Stand Your Ground
In a case that garnered all of its attention due to a “stand your ground” defense, has ended via a plea deal. A women accused of firing a gun at her estranged husband and his two sons in what she claimed to be self-defense, arguing that she feared for her life before discharging the weapon.
Marissa Alexander is charged with three counts of aggravated assault with a deadly weapon for the 2010 shooting. She will receive credit for the 1,030 days she has already served, under the deal with the prosecutors.
Had the 34-year-old Alexander, of Jacksonville, been convicted of all counts at her second trail in the case, she would have had to serve 60 years because of Florida’s minimum-mandatory sentencing rules when a firearm is involved.

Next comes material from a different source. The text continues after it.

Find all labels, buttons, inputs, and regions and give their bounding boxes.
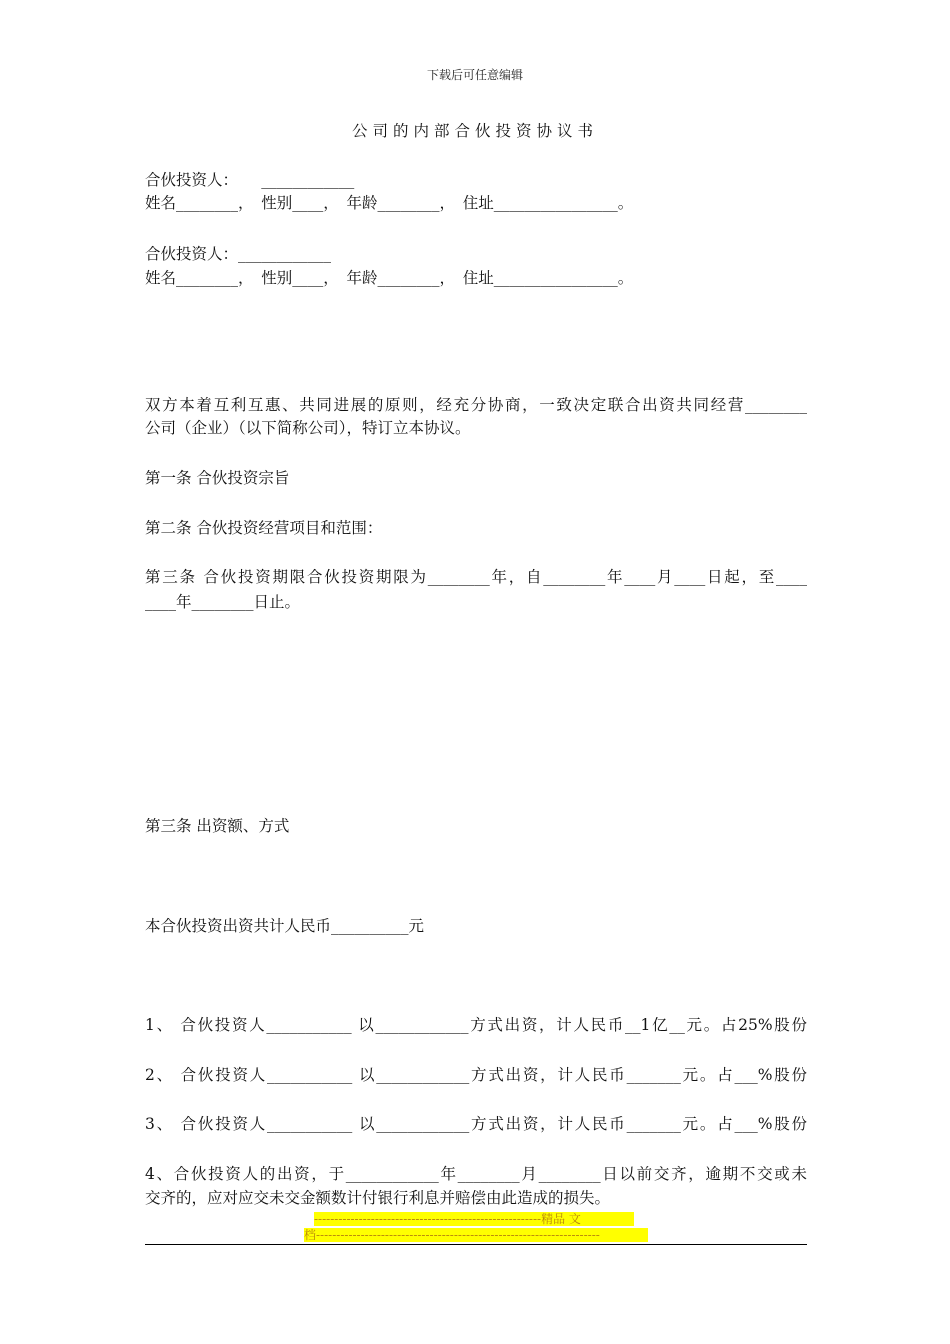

A jury deliberated for just 12 minutes during her first trial, before delivering a guilty verdict. Under Florida Law, anyone who fires a gun during a commission of a felony is subject to a minimum of 20 years in prison, which was her original sentence. Alexander’s conviction was overturned 21 months into her punishment, by an appeals court judge, who said the previous ruling had incorrectly placed a burden on Alexander to prove that she was abused by her estranged husband Rico Gray.
At the first trial, her attorneys said the “stand your ground” law, best known in George Zimmerman’s fatal shooting of Trayvon Martin, was pertinent in Alexander’s case. The law says individuals have no duty to retreat from a place where they have a right to be and may use any level of force, including deadly, if they reasonably believe they have imminent and immediate threat of serious bodily harm or death.
Those laws are active in about half of the states and came under renewed scrutiny in 2012 following the shooting death of unarmed Martin by volunteer Zimmerman, in a housing complex in Sanford, Florida. While his defense did not use part of the law, “stand your ground” language was included in the jury instructions at his trial.
According to Alexander, Gray accused her of having an affair and questioned whether their 9-day-old baby was his. She says she locked herself in the bathroom until he broke through the door and shoved her to the floor. She says she tried to escape through the garage but the door wouldn’t open. She retrieved a gun from a car, went back inside and says she fired a “warning shot” after Gray said he would kill her; an account backed by one of his sons. No injuries occurred.
The plea deal came soon after the judge in the case decided to allow evidence that Gray had abused women in the past. This is just another example as to why a skilled criminal defense lawyer is so important when dealing with a criminal charge. Something seemingly so simple, such as allowing a certain piece of evidence into trial, can be the difference between a prison sentence and a plea deal.
Alexander will have to wear an electronic tracking device for two years, nonetheless she will be able to lead a fairly normal life, including taking her kids to school and shopping.